Accélération digitale

Le retard d’innovation dans les grandes entreprises françaises

Par 7 mars 2019

« Aussitôt qu’on nous montre quelque chose d’ancien dans une innovation, nous sommes apaisés. »
Friedrich Nietzsche

Vaste sujet que celui de l’innovation, que nous avons notamment déjà défini comme un moyen et non un objectif. Mais cet article a plutôt pour vocation d’analyser les raisons du retard d’innovation de certaines grandes entreprises.

Ce sujet m’a été inspiré par des rencontres avec des startups, et notamment Bemersive, spécialisée sur les sujets XR (couvrant la réalité virtuelle, augmentée et mixte). Stéphane Juffé, son CEO, me présentait ainsi sa solution reposant sur le cloud qui permet très simplement de proposer des expériences immersives, sans installation compliquée et sans connaissances techniques très poussées.

Baignant dans le sujet de la réalité étendue depuis une dizaine d’années, j’ai pu observer l’avancée réelle et l’intérêt de ce qu’il proposait (la fluidité de l’expérience est difficile à retranscrire par écrit, aussi n’hésitez pas à le contacter). Pourtant, les grandes entreprises se ruent-elles sur ce qu’il a à offrir ? Pas autant qu’elles le devraient.

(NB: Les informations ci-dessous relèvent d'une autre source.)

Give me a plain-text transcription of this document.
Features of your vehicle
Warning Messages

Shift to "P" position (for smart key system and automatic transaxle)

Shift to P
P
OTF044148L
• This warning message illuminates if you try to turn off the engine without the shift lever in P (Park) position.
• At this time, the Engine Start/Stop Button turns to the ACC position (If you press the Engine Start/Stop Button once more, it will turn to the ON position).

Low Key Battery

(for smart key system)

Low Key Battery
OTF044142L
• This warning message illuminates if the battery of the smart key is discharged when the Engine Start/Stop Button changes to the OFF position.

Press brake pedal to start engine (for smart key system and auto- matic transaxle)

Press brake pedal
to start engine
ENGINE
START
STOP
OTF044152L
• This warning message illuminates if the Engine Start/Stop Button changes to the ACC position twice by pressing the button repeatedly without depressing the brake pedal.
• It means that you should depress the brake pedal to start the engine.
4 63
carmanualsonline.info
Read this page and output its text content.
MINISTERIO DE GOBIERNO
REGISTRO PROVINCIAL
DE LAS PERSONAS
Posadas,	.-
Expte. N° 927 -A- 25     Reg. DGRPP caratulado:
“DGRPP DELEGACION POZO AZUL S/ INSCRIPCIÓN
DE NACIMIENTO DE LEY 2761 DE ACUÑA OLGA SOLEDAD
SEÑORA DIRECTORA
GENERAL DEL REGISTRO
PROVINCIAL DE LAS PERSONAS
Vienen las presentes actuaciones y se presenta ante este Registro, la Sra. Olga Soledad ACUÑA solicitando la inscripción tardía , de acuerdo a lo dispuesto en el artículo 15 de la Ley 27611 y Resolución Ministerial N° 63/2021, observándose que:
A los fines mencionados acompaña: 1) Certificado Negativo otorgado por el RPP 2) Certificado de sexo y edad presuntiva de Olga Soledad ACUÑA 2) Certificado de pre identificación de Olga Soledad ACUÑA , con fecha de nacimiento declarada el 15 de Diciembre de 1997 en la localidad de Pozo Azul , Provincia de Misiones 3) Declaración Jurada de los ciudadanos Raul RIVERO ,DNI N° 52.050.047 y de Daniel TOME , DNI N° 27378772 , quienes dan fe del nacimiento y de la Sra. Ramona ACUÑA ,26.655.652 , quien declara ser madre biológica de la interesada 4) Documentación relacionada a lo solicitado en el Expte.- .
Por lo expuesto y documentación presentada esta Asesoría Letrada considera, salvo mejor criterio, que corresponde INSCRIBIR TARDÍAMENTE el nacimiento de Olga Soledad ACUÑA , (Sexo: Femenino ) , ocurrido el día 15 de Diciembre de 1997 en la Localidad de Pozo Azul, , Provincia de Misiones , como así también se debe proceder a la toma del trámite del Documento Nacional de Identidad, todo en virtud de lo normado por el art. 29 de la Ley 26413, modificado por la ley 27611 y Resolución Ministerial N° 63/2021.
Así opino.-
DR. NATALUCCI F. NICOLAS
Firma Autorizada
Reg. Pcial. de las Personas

Bemersive semble faire partie de ces entreprises à qui on dit qu’elles ont « raison trop tôt ». Mais avoir raison trop tôt s’apprécie aussi en fonction du contexte, en l’occurrence celui de la France. La startup sent bien qu’elle aurait plus d’écho en partant à Londres ou aux États-Unis. Oui mais voilà, ses cofondateurs aiment notre beau pays.

Nous pouvons identifier plusieurs points de bocage :

  • Le niveau de compréhension des interlocuteurs dans les grandes entreprises. Quand on a accumulé du retard et qu’on court après le présent, faire un véritable saut dans le futur est mentalement difficile à envisager. De même, il y a le syndrôme de « ne pas savoir qu’on ne sait pas ». Par manque de veille, on occulte des innovations simplement parce que l’on a même pas conscience qu’elles existent. C’est une des raisons qui m’ont personnellement motivé à m’investir sur des chantiers d’accélération et de transformation : aider les clients à progresser dans leur maturité numérique, leur permettant de faire des choix plus ambitieux, et de mieux challenger au passage leurs prestataires (ces derniers profitant parfois de l’ignorance des clients qu’ils sont censés servir au mieux).
  • L’organisation. Il existe de nombreux goulots d’étranglement, qu’il soit de nature financière (avoir au moins 3 ans de bilan pour que certaines entreprises daignent vous référencer, attendre des bons de commande pendant des semaines, payer à 60 jours des structures parfois fragiles), politique (des niveaux de management où chacun doit faire attention aux pierres qu’il déplace) ou autre.
  • La culture. Des prises de risques peu valorisées, des montagnes de processus qui n’ont parfois plus de sens et qui amenuisent l’agilité, une résistance au changement due à l’anxiété d’un monde devenu très incertain…
  • Une absence de sentiment d’urgence. Qu’il est bon de penser que l’on n’est pas concerné par la tempête numérique (« les autres, mais pas moi »), mais qui ne s’arrêtera désormais plus. En se mettant des oeillères, on ne voit pas arriver le camion qui va nous percuter sur le côté.
  • Une envie de faire plus de la communication que de l’action concrète. Au même titre que certains concurrents ne semblent animés que par la volonté de briller, il n’est pas désagréable de faire une action d’innovation pour simplement générer des retombées presse. Elle n’a aucun impact à court, moyen ou long terme sur le business ? Allons, ne parlons pas des sujets qui fâchent !
  • Une volonté d’innover sans révolutionner. Ceci fait directement référence à la citation du début de cet article. Innover, oui, mais sans prendre de risques. Pour arriver à un consensus mou, à l’image de l’impact que cela aura sur votre croissance.

Le sujet de l’innovation est l’une des facettes des dynamiques de transformation. Mais il n’est pas possible d’attendre d’avoir terminé sa transformation pour prendre conscience des opportunités réelles proposées parce ceux qui vont plus vite. Moralité : réduisez votre dette numérique, travaillez votre pleine conscience numérique, et construisez le futur.